4. When the question generation unit receives a job suggestion request from the user, it causes the existing learning model to generate a question asking the user about their gender, strengths, and future dreams, in the pre-specified style. The occupation suggestion system according to claim 1, wherein the fictional occupation generation unit causes the existing learning model to generate information on fictional occupations in the pre-specified occupational field based on the user's gender, strengths, and future dreams included in the user's response.
5. A method implemented in a job suggestion system that proposes fictional occupations to users, The aforementioned method, Upon receiving a job suggestion request from the user, the existing learning model is instructed to generate a question asking the user about their gender and areas of expertise, using a pre-specified writing style. The steps include outputting a question sentence generated by the existing learning model to the user and receiving an answer to the question sentence entered by the user, The steps include: causing the existing learning model to generate information about a fictitious occupation in a pre-specified occupational field based on the user's gender and areas of expertise included in the user's response; The steps include outputting information about fictional occupations generated by the existing learning model to the user, Methods that include...

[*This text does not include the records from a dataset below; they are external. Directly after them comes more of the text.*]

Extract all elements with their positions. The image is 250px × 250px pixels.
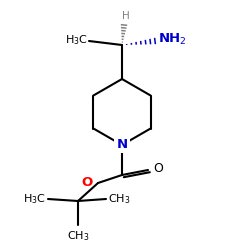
- Text: O: O: [153, 162, 163, 175]
- Text: CH$_3$: CH$_3$: [67, 229, 89, 243]
- Text: CH$_3$: CH$_3$: [108, 192, 130, 206]
- Text: NH$_2$: NH$_2$: [158, 32, 187, 46]
- Text: N: N: [116, 138, 128, 151]
- Text: O: O: [82, 176, 93, 190]
- Text: H$_3$C: H$_3$C: [23, 192, 46, 206]
- Text: H$_3$C: H$_3$C: [65, 33, 88, 47]
- Text: H: H: [122, 11, 130, 21]
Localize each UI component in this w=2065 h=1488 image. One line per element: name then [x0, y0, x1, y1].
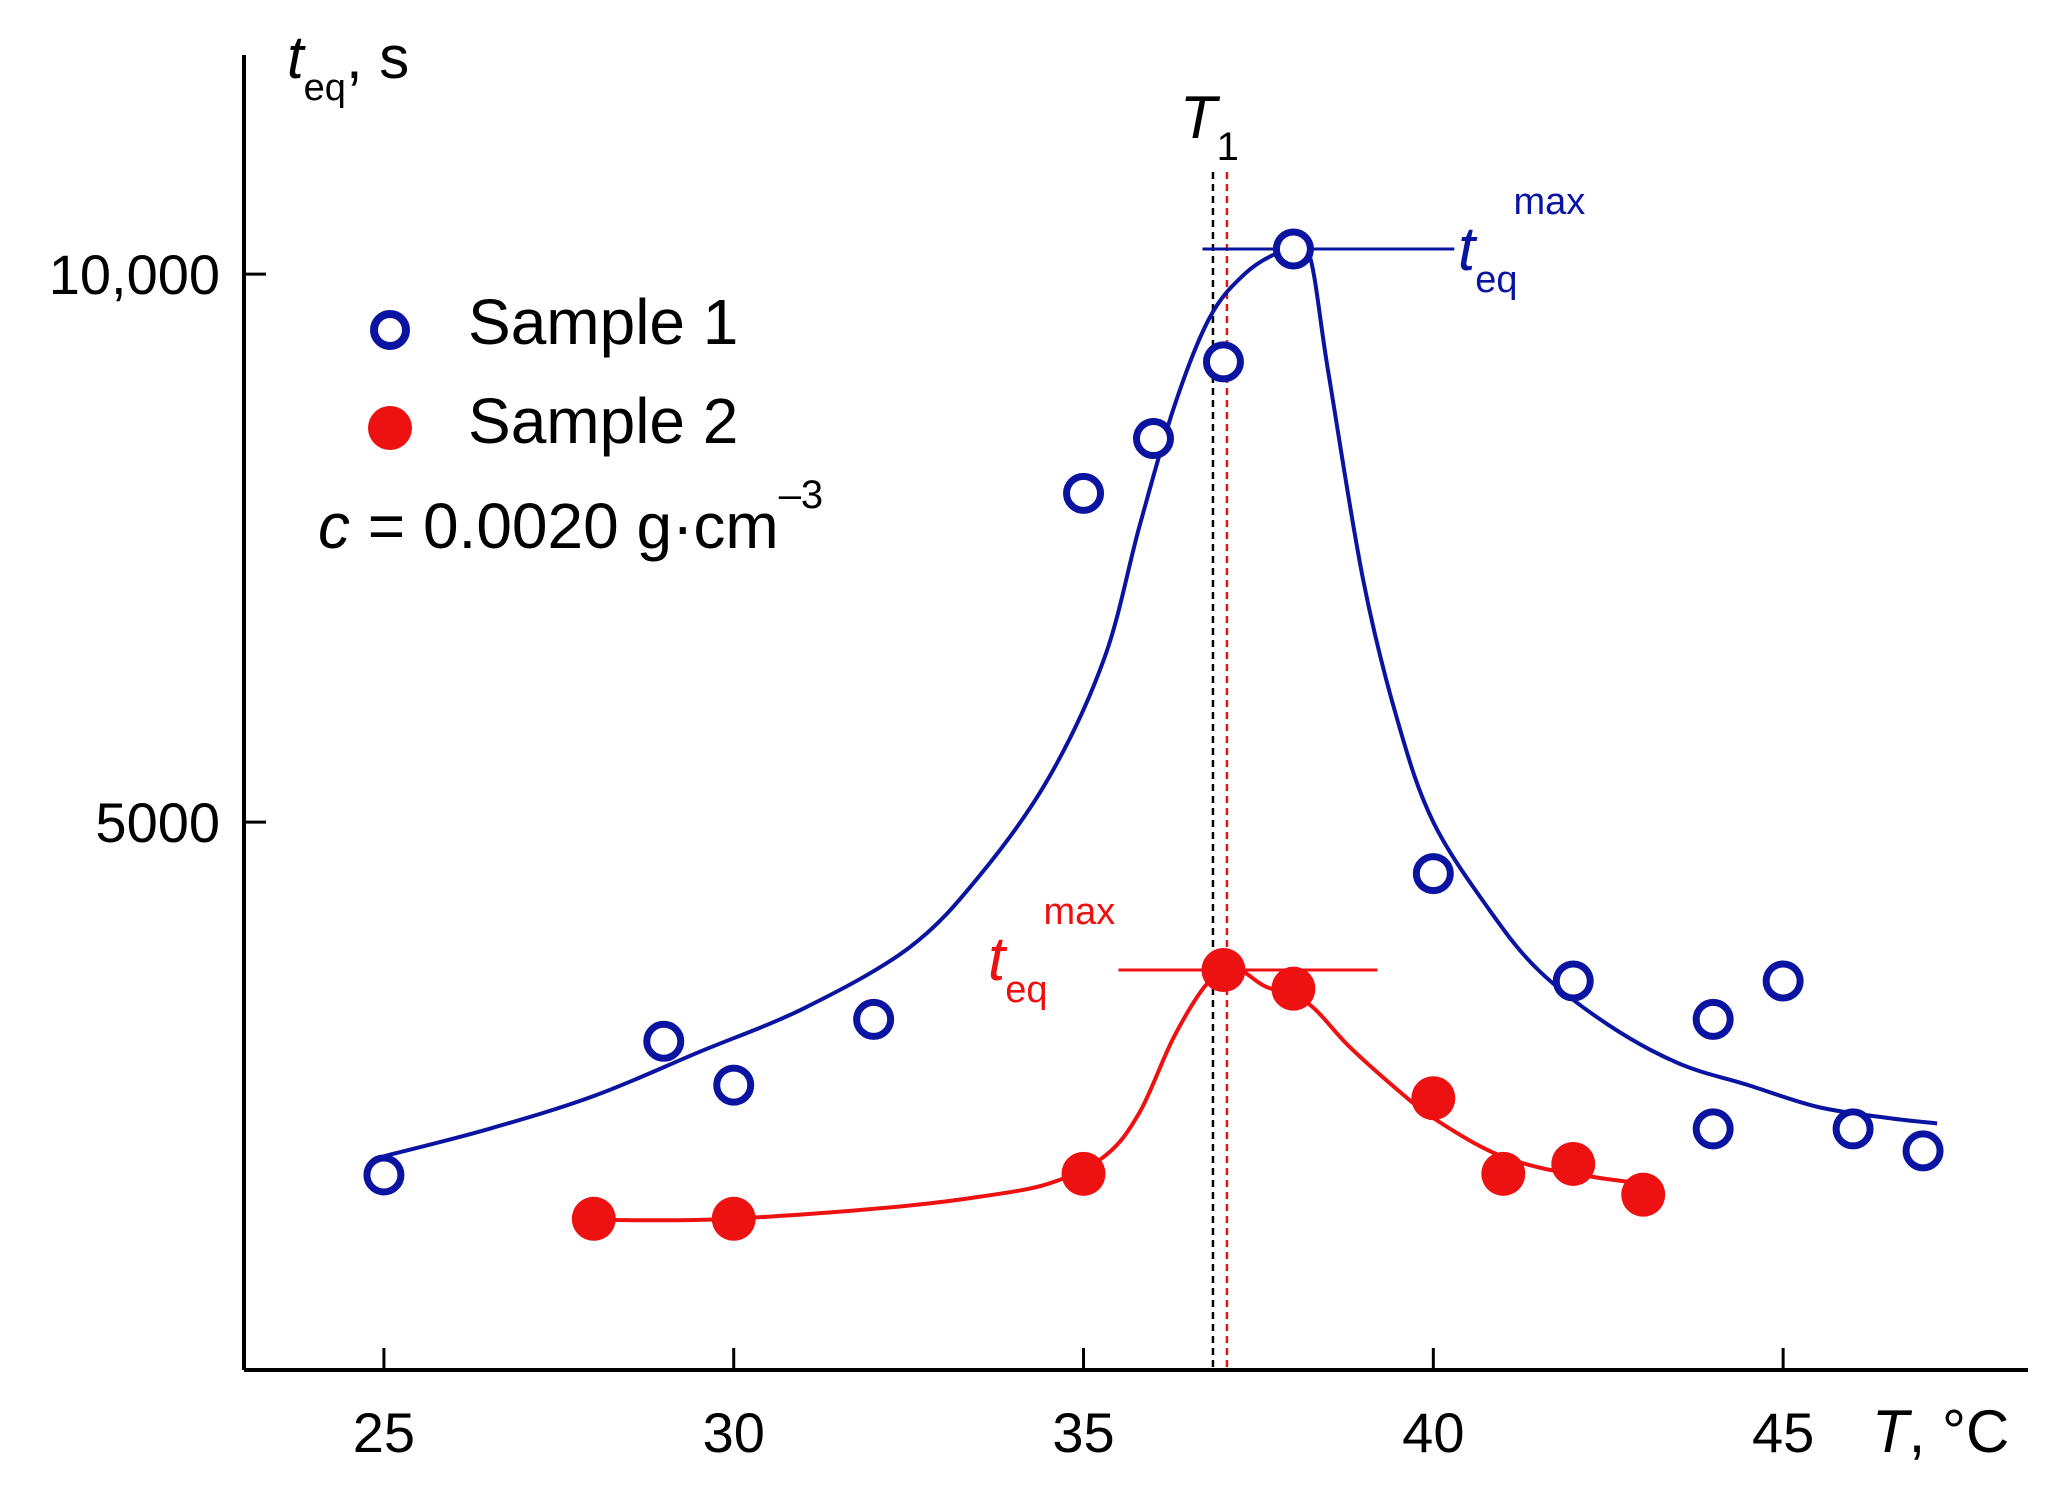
point-sample-1-1 [643, 1020, 685, 1062]
point-sample-1-11 [1692, 1108, 1734, 1150]
y-tick-label-5000: 5000 [95, 791, 220, 854]
point-sample-2-1 [711, 1196, 756, 1241]
point-sample-1-14 [1902, 1130, 1944, 1172]
x-ticks: 25 30 35 40 45 [353, 1348, 1814, 1464]
point-sample-2-3 [1201, 948, 1246, 993]
tmax-red-label: teqmax [988, 891, 1115, 1011]
point-sample-2-4 [1271, 966, 1316, 1011]
legend-concentration: c = 0.0020 g·cm–3 [318, 473, 823, 562]
point-sample-1-2 [713, 1064, 755, 1106]
point-sample-2-6 [1481, 1151, 1526, 1196]
t1-label: T1 [1180, 84, 1239, 169]
point-sample-1-12 [1762, 960, 1804, 1002]
x-tick-label-45: 45 [1752, 1401, 1814, 1464]
fit-curve-sample-1 [383, 238, 1938, 1159]
tmax-lines [1118, 247, 1455, 972]
legend-label-sample-2: Sample 2 [468, 385, 738, 457]
legend-marker-sample-2 [368, 406, 412, 450]
legend: Sample 1 Sample 2 c = 0.0020 g·cm–3 [318, 286, 823, 562]
point-sample-2-5 [1411, 1076, 1456, 1121]
point-sample-2-8 [1621, 1172, 1666, 1217]
legend-label-sample-1: Sample 1 [468, 286, 738, 358]
x-tick-label-35: 35 [1052, 1401, 1114, 1464]
data-points [363, 228, 1944, 1241]
x-tick-label-40: 40 [1402, 1401, 1464, 1464]
y-axis-title: teq, s [287, 24, 409, 109]
legend-marker-sample-1 [370, 310, 410, 350]
point-sample-2-7 [1551, 1141, 1596, 1186]
point-sample-2-0 [571, 1196, 616, 1241]
x-axis-title: T, °C [1872, 1398, 2009, 1465]
point-sample-1-9 [1552, 960, 1594, 1002]
point-sample-1-5 [1132, 418, 1174, 460]
y-tick-label-10000: 10,000 [49, 243, 220, 306]
point-sample-1-13 [1832, 1108, 1874, 1150]
point-sample-1-0 [363, 1154, 405, 1196]
axes [242, 55, 2028, 1372]
x-tick-label-30: 30 [703, 1401, 765, 1464]
point-sample-1-10 [1692, 998, 1734, 1040]
point-sample-1-8 [1412, 853, 1454, 895]
point-sample-1-3 [853, 998, 895, 1040]
t1-lines [1211, 172, 1229, 1370]
y-ticks: 5000 10,000 [49, 243, 266, 854]
x-tick-label-25: 25 [353, 1401, 415, 1464]
point-sample-1-4 [1063, 472, 1105, 514]
point-sample-1-6 [1202, 341, 1244, 383]
tmax-blue-label: teqmax [1458, 181, 1585, 301]
point-sample-2-2 [1061, 1151, 1106, 1196]
point-sample-1-7 [1272, 228, 1314, 270]
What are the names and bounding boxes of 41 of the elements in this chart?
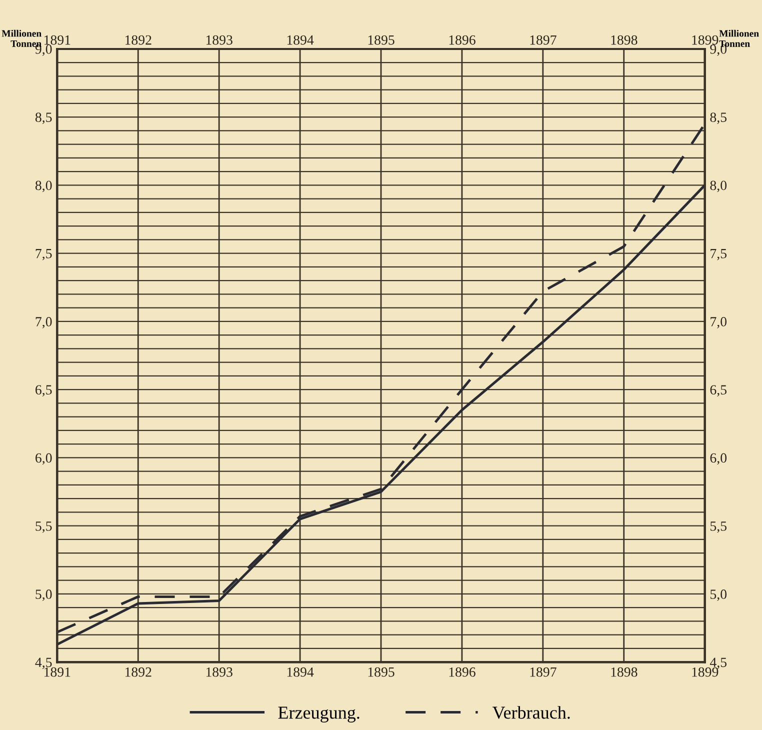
- y-tick-label: 8,0: [35, 180, 52, 192]
- x-tick-label: 1892: [125, 35, 152, 45]
- y-axis-title: Millionen Tonnen: [2, 30, 42, 47]
- y-tick-label: 4,5: [35, 658, 52, 670]
- y-tick-label: 7,0: [36, 317, 52, 328]
- y2-tick-label: 7,0: [710, 317, 727, 328]
- x2-tick-label: 1893: [206, 667, 232, 677]
- y-tick-label: 5,5: [36, 522, 52, 533]
- y2-tick-label: 5,0: [710, 590, 727, 601]
- x-tick-label: 1899: [692, 35, 718, 45]
- x2-tick-label: 1891: [44, 667, 70, 677]
- y2-tick-label: 8,5: [710, 112, 727, 124]
- y2-tick-label: 5,5: [710, 522, 727, 533]
- x2-tick-label: 1897: [530, 667, 556, 677]
- y-tick-label: 7,5: [36, 249, 52, 260]
- x-tick-label: 1891: [44, 35, 70, 45]
- y-tick-label: 5,0: [36, 590, 52, 601]
- legend-label: Erzeugung.: [278, 706, 360, 722]
- y2-tick-label: 6,5: [710, 385, 727, 397]
- x-tick-label: 1896: [449, 35, 476, 45]
- y2-tick-label: 6,0: [710, 453, 727, 465]
- x2-tick-label: 1894: [287, 667, 314, 677]
- y-tick-label: 6,5: [36, 385, 52, 397]
- x2-tick-label: 1898: [611, 667, 638, 677]
- y2-tick-label: 9,0: [710, 44, 727, 56]
- x-tick-label: 1893: [206, 35, 232, 45]
- x-tick-label: 1894: [287, 35, 314, 45]
- y2-axis-title: Millionen Tonnen: [719, 30, 759, 47]
- x2-tick-label: 1899: [692, 667, 718, 677]
- x-tick-label: 1897: [530, 35, 556, 45]
- x-tick-label: 1898: [611, 35, 638, 45]
- y2-tick-label: 8,0: [710, 180, 727, 192]
- y-tick-label: 9,0: [35, 44, 52, 56]
- x2-tick-label: 1896: [449, 667, 476, 677]
- x2-tick-label: 1892: [125, 667, 152, 677]
- x2-tick-label: 1895: [368, 667, 394, 677]
- y2-tick-label: 7,5: [710, 249, 727, 260]
- y-tick-label: 6,0: [36, 453, 52, 465]
- y-tick-label: 8,5: [35, 112, 52, 124]
- x-tick-label: 1895: [368, 35, 394, 45]
- legend-label: Verbrauch.: [492, 706, 570, 719]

6. A program that runs in a job suggestion system that proposes fictional occupations to users, The aforementioned program is installed on the computer of the job suggestion system. Upon receiving a job suggestion request from the user, the existing learning model is instructed to generate a question asking the user about their gender and areas of expertise, using a pre-specified writing style. The process includes outputting a question sentence generated by the existing learning model to the user and receiving the user's answer to the question sentence, Based on the user's gender and areas of expertise included in the user's response, the existing learning model is instructed to generate information about a fictional occupation in a pre-specified occupational field. The process involves outputting information about fictional occupations generated by the aforementioned existing learning model to the user, A program that executes something.